What gambits, challenges and missed advantages came along the way?
WHAT WAS MUSK'S MAIN ARGUMENT FOR BACKING OUT OF BUYING TWITTER?
Musk grounded his argument largely on the allegation that Twitter vastly misrepresented how it measures the magnitude of spam bot accounts that are useless to advertisers.
But Chancellor Kathaleen St. Jude McCormick, the court's head judge, apparently wasn't buying it.
As the two sides presented evidence prior to the trial, the judge appeared to focus narrowly in line with the court's mandate: on the merger agreement between Musk and Twitter, and whether anything had changed since it was signed in April that would justify terminating the deal.

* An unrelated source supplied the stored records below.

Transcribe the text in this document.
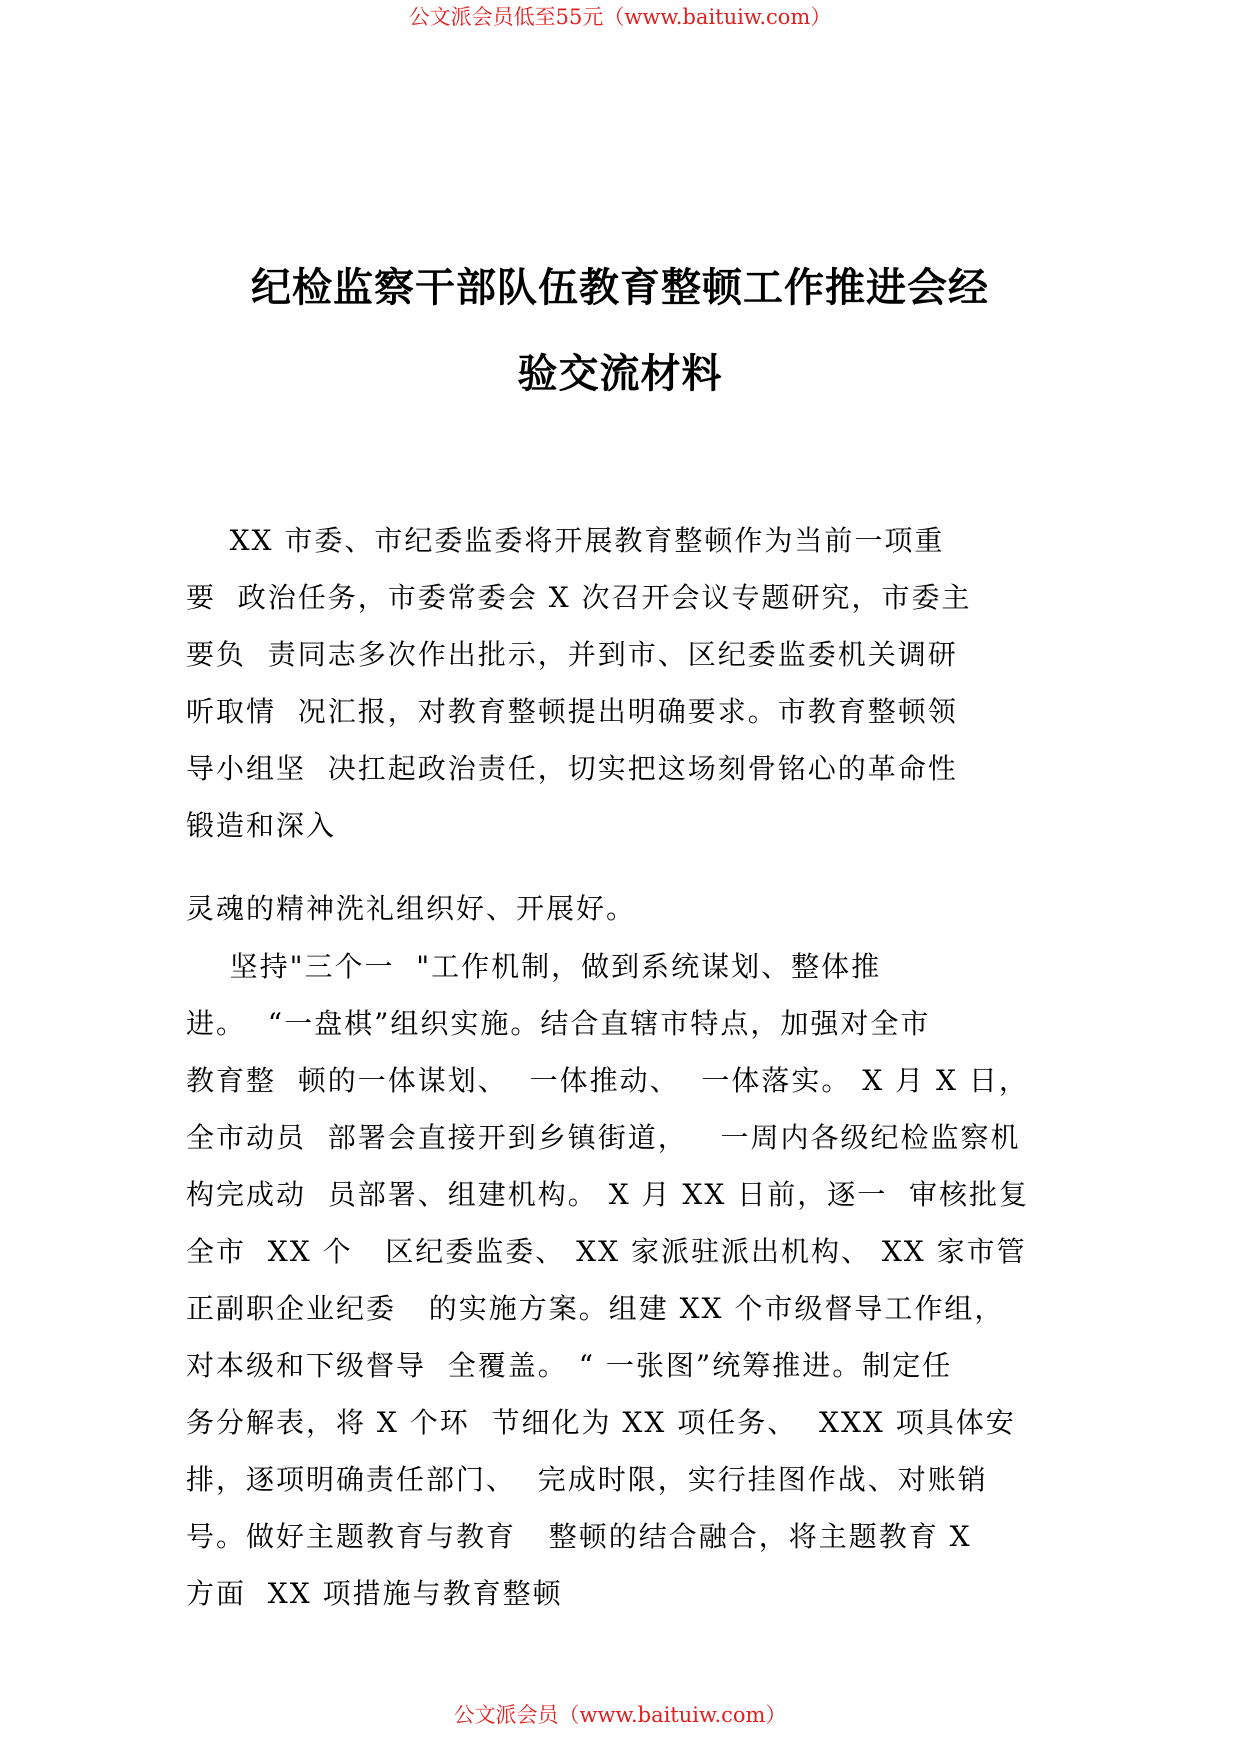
公文派会员低至55元（www.baituiw.com）
纪检监察干部队伍教育整顿工作推进会经
验交流材料
XX 市委、市纪委监委将开展教育整顿作为当前一项重
要  政治任务，市委常委会 X 次召开会议专题研究，市委主
要负  责同志多次作出批示，并到市、区纪委监委机关调研
听取情  况汇报，对教育整顿提出明确要求。市教育整顿领
导小组坚  决扛起政治责任，切实把这场刻骨铭心的革命性
锻造和深入
灵魂的精神洗礼组织好、开展好。
坚持"三个一  "工作机制，做到系统谋划、整体推
进。  “一盘棋”组织实施。结合直辖市特点，加强对全市
教育整  顿的一体谋划、  一体推动、  一体落实。 X 月 X 日，
全市动员  部署会直接开到乡镇街道，   一周内各级纪检监察机
构完成动  员部署、组建机构。 X 月 XX 日前，逐一  审核批复
全市  XX 个   区纪委监委、 XX 家派驻派出机构、 XX 家市管
正副职企业纪委   的实施方案。组建 XX 个市级督导工作组，
对本级和下级督导  全覆盖。 “ 一张图”统筹推进。制定任
务分解表，将 X 个环  节细化为 XX 项任务、  XXX 项具体安
排，逐项明确责任部门、  完成时限，实行挂图作战、对账销
号。做好主题教育与教育   整顿的结合融合，将主题教育 X
方面  XX 项措施与教育整顿
公文派会员（www.baituiw.com）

A former Twitter head of security, fired early this year and turned whistleblower, appeared to bolster Musk's argument. Peiter Mudge Zatko, a respected cybersecurity expert, filed complaints in July with federal regulators and the Justice Department alleging that Twitter misled regulators about its efforts to control millions of spam accounts as well as its cyber defences.
But help to Musk from Zatko's disclosures was a longshot, said Brian Quinn, a professor at Boston College Law School, and in the end, it didn't really change the (legal) landscape in any significant way.
DID MUSK'S APPROACH TO BUYING TWITTER HURT OR HELP HIS CASE?
He was fairly cavalier, Quinn said. Recently released text messages between Musk and others show jubilation over Musk taking a large stake in Twitter and joining its board.
It wasn't until after he signed the merger agreement in late April that he undertook what's called due diligence, close inspection, regarding the company and starting lodging complaints about bots, Quinn noted.
That may not have impressed the judge as the right approach for someone buying a major company.
WHY DID MUSK CHANGE HIS MIND NOW?
In addition to the trial looming and his deposition scheduled for Thursday, Musk faced a ticking metre of potential rising interest costs.
If he lost the trial, the judge could not only force him to close the deal but also could impose interest payments that would have increased its cost.
Experts say the interest likely started piling up mid-September.
But of course the deal isn't done yet, and there are legal hoops yet to be jumped through. Given Musk's track record and volatility, it would be a mistake to assume that it's tied up in a bow.